Calling for a far more restrained lead performance than “The Master’s” barbaric yawp, “Her” nevertheless proves as useful in displaying Phoenix’s best attributes. With his birthmark hidden under a mustache, the actor seems to shed a full decade in age, yet the high-waisted pants that inform the fashion of Spike Jonze’s near-future offset that youthfulness with a geriatric touch that fits with the actor’s ability to look every age but his actual one. Wide-eyed and carefree once Samantha enters Theodore’s life, Phoenix sheds the baggage of his more intense work, and his light humor and sociable talk with his phone practically float for their lack of worry. When Samantha begins to evolve, though, Phoenix shakes up Theodore’s calm with panic, and when even his idealized romance starts to buckle with the need to actually grow and contribute, Phoenix looks more lost than he does as the peripatetic Freddie. Through it all, however, Phoenix never plays Theodore’s desire for a false, “perfect” woman over the complexities of the real thing for mocking satire. There is always a warm understanding of the man’s predicament and his solipsistic flaws, a sympathy for those who have become so used to a world they can build around their tastes that the unpredictability of another person renders them catatonic. Jonze’s script crucially never confines the happiness of a preset companion to just Theodore, but it is the expansiveness of Phoenix’s performance, with its slow crawl toward responsible human interaction, that truly gives the film its sense of humanity, critiquing a person it nonetheless renders lovingly.

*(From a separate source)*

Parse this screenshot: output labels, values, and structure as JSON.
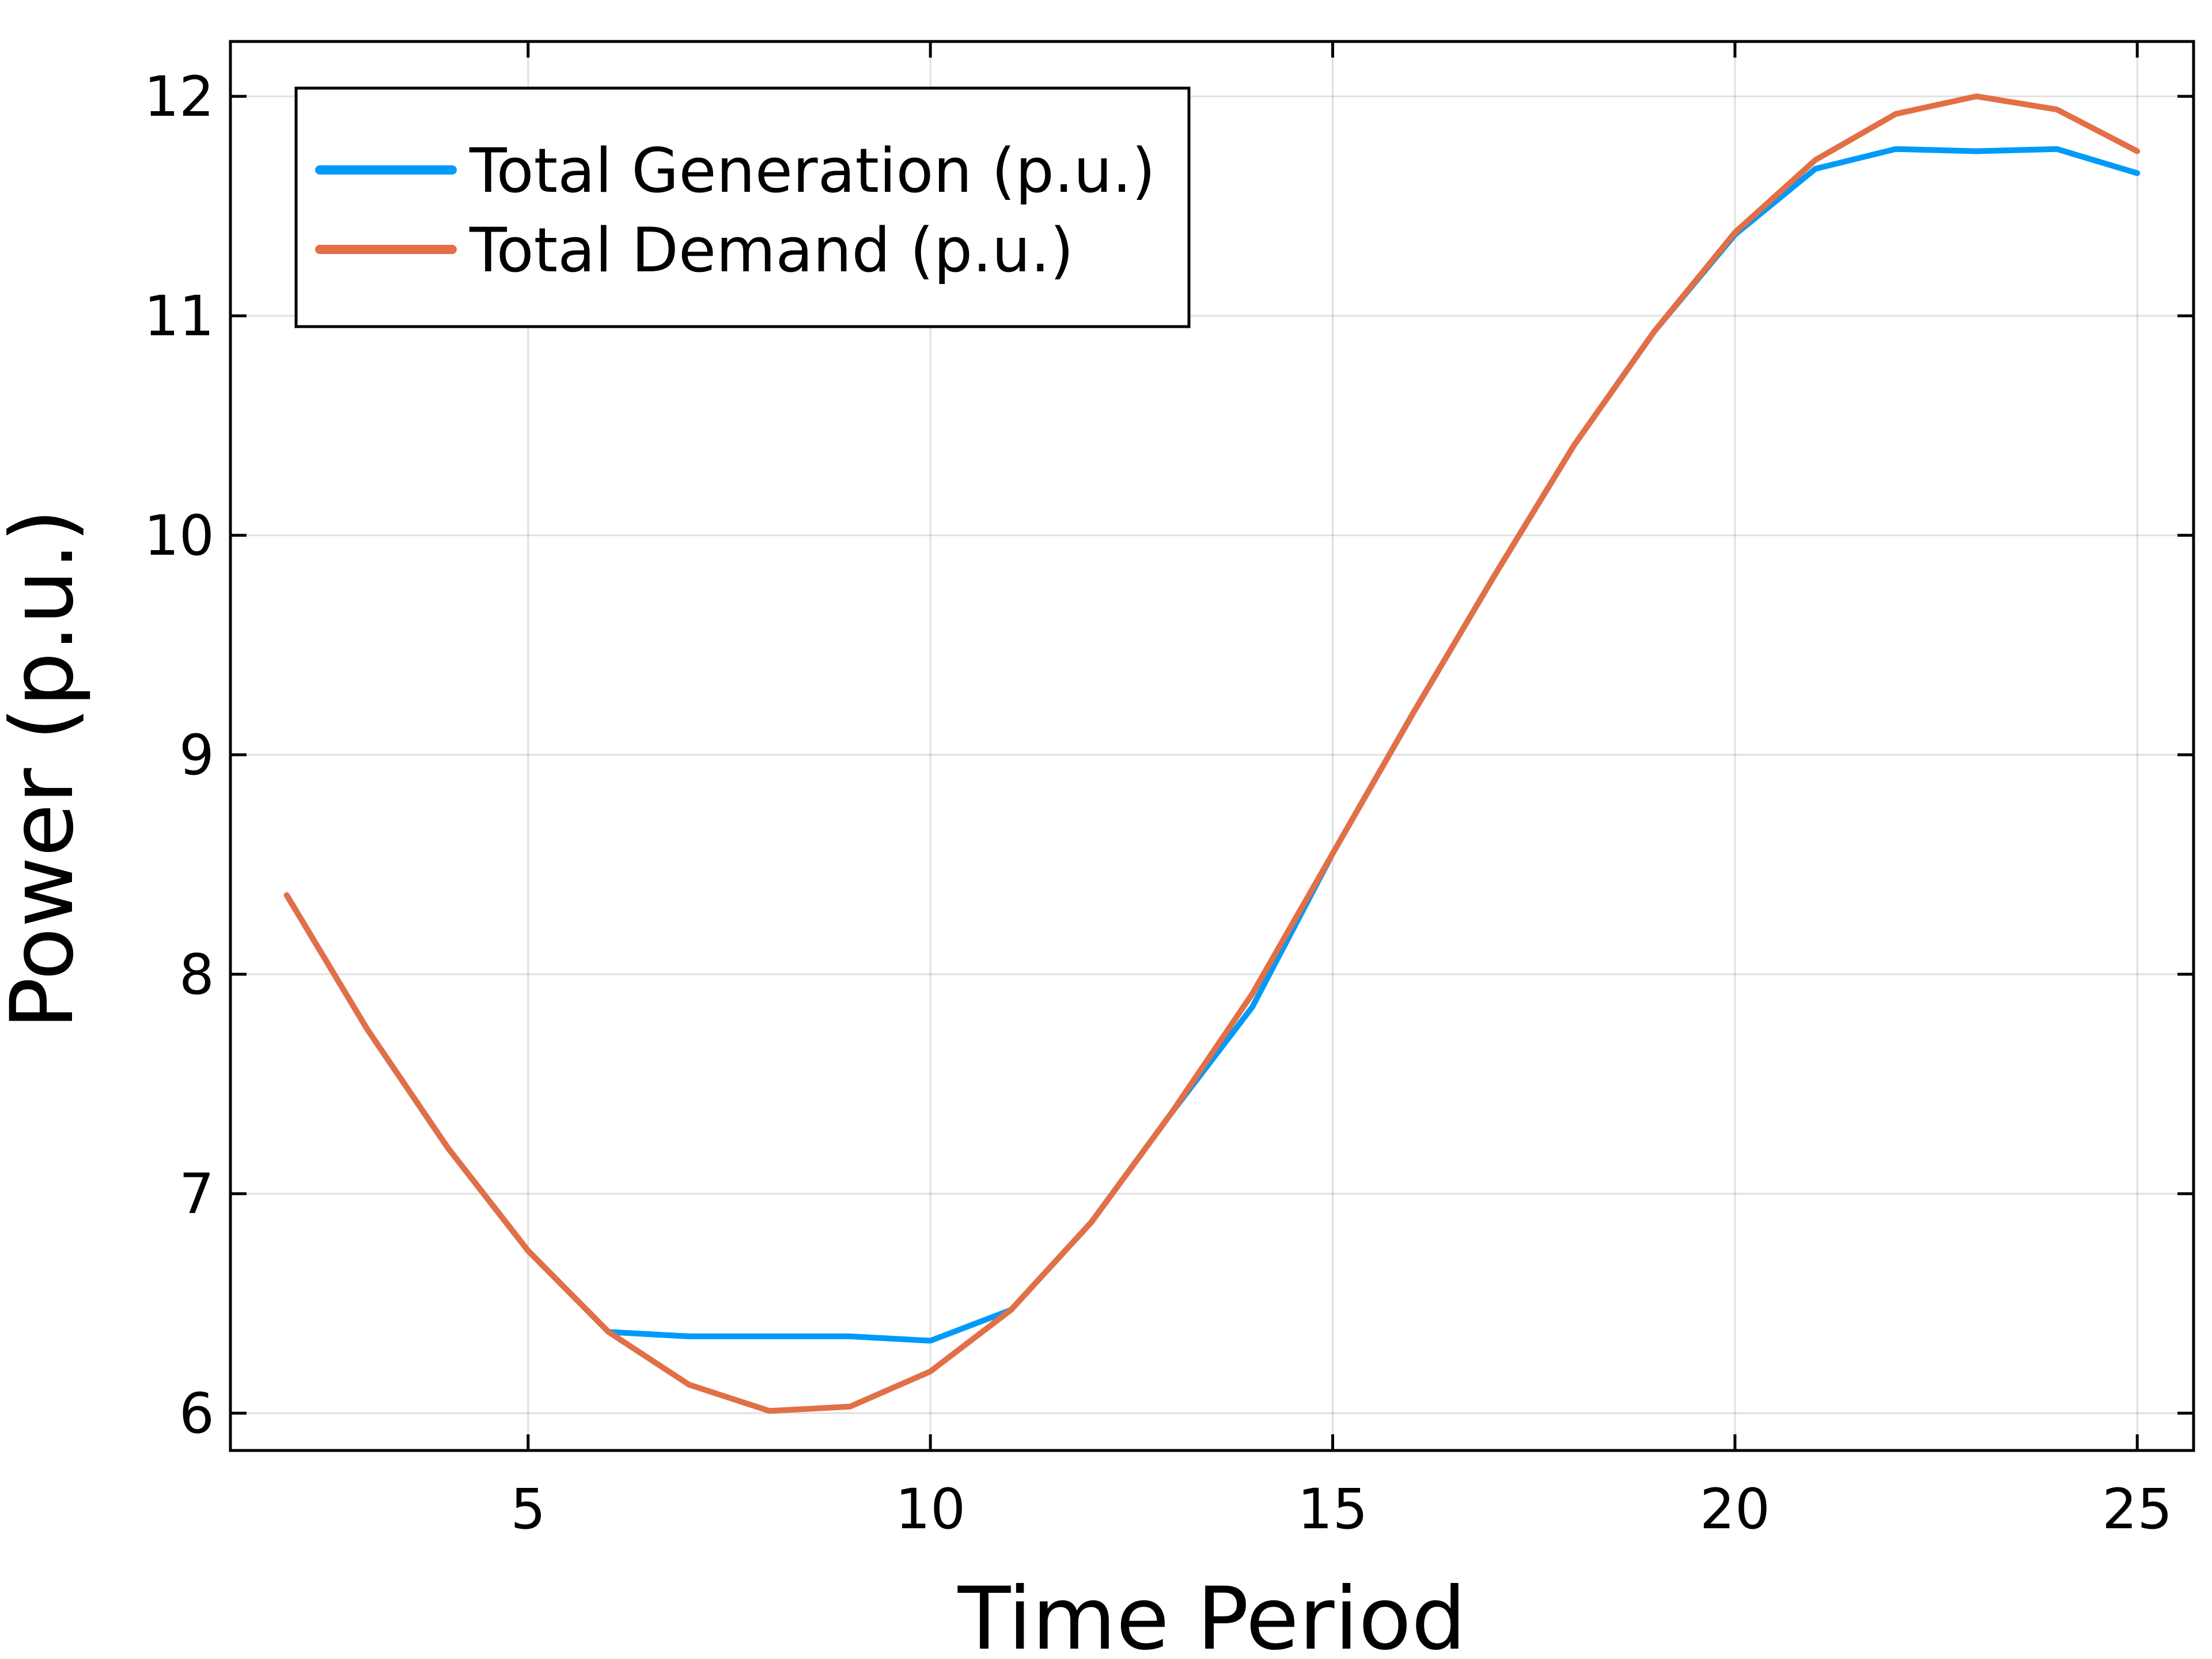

Next up for Phoenix is the belated release of “The Immigrant” and another teaming with Paul Thomas Anderson in the adaptation of Thomas Pynchon’s “Inherent Vice,” projects that should be of interest to, well, everyone. The range of the two movies, one a period piece by our greatest contemporary classicist, the other an adaptation of one of America’s finest postmodernists, suggests Phoenix is still pushing himself, not to mention that 2014 is guaranteed at least two top-notch acting performances. The actor has largely retreated from the fully commercial starring vehicles afforded to him in the wake of “Gladiator” and again after “Walk the Line,” yet he still works in mostly mainstream film, which is a gift to multiplexes starved for anything even interesting, much less masterful. As Hollywood struggles to adapt their storytelling formulas to the altered exchanges of digital life, Phoenix has, in movies that rarely even feature technology, embodied these shifts with such rich expression that a movie like “Her” suggests that only the most clever American filmmakers are just now catching up to where he’s been for years. Wherever he goes next, it will be a pleasure to see how intuitively he reflects our present, and how he drags the rest of the industry forward as they try to keep up.